A somewhat eclectic collection of pieces by Chomsky, circling around the political philosophy of anarchism. The first essay argues that anarchism is not a detailed social theory, but can be characterised as “libertarian socialism” – the anarchist must be against wage slavery and “the dominion of man over man”. An interview with imaginary interlocutors justifies Chomsky's refusal to sketch out what an anarchist society would actually look like, and explains why an anarchist can and should support state interventions in the short term. Another essay is devoted to explaining, in considerable detail, why liberal historians misrepresent the Spanish Civil War. The essay “Language and Freedom” traces opposition to authoritarian structures to Enlightenment thinkers like Rousseau, Kant and Humboldt. The overall effect is tantalising: stimulating ideas, but one wants a full-blown theory, and it's not here.

***

The Peculiar Case of the Electric Constable by Carol Baxter (Oneworld £8.99)

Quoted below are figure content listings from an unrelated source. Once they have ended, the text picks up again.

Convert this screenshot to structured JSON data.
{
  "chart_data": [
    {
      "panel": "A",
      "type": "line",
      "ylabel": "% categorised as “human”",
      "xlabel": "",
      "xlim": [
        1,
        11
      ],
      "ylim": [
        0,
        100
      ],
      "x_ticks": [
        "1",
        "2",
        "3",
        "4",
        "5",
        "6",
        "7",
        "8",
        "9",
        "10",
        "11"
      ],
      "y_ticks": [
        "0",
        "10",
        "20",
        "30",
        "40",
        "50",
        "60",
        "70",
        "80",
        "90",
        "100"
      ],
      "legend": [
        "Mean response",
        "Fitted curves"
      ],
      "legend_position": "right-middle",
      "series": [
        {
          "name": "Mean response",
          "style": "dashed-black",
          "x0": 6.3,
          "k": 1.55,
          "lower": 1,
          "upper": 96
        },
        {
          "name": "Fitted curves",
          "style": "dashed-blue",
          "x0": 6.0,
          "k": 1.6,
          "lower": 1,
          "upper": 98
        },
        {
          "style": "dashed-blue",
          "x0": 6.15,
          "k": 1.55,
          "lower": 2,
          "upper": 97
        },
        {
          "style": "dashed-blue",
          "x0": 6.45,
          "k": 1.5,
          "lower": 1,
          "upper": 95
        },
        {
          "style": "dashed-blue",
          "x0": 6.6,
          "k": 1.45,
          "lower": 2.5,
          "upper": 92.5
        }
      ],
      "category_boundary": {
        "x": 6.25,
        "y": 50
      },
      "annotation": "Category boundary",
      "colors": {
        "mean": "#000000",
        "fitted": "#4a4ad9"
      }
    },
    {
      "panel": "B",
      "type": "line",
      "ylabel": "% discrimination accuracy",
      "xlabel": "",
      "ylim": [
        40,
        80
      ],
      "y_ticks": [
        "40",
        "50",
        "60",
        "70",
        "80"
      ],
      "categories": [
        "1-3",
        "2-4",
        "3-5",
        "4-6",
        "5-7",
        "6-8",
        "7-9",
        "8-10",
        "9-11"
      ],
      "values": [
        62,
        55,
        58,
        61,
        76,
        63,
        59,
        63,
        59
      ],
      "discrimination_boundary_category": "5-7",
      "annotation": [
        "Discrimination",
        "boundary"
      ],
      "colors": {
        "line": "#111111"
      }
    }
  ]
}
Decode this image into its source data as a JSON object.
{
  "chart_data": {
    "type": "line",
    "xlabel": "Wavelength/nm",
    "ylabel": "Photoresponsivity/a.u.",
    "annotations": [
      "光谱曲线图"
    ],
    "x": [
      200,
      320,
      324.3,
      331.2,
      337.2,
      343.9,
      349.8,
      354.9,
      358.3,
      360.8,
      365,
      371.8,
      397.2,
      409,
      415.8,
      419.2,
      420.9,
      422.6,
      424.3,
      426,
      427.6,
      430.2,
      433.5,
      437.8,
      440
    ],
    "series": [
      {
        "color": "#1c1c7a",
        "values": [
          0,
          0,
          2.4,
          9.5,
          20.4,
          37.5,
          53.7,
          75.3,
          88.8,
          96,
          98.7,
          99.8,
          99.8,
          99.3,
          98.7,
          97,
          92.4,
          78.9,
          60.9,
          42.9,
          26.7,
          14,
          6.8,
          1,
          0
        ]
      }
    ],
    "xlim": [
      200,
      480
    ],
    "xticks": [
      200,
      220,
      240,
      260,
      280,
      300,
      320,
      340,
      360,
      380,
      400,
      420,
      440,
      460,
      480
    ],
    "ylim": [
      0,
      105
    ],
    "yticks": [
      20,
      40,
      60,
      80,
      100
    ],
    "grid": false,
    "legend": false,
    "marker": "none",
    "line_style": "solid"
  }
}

The electric constable was the electric telegraph – a brand-new invention in 1845, used by the Great Western Railway to send a message from Slough to Paddington to apprehend the murder suspect Quaker John Tawell as he got off the train – a kind of precursor of Crippen. This is a fascinating reconsruction of a real historical case, told by Carol Baxter like a novel, with plenty of tension. As well as a portrait of a complex, ambiguous man, it’s a portrait of a nation transformed by the scientific revolution – Tawell would never have been arrested without the telegraph and could not have been charged with murder without the new science of toxicology. You can’t beat a good courtroom scene, and the 50-page account of Tawell’s trial is as good as any I’ve read in a novel.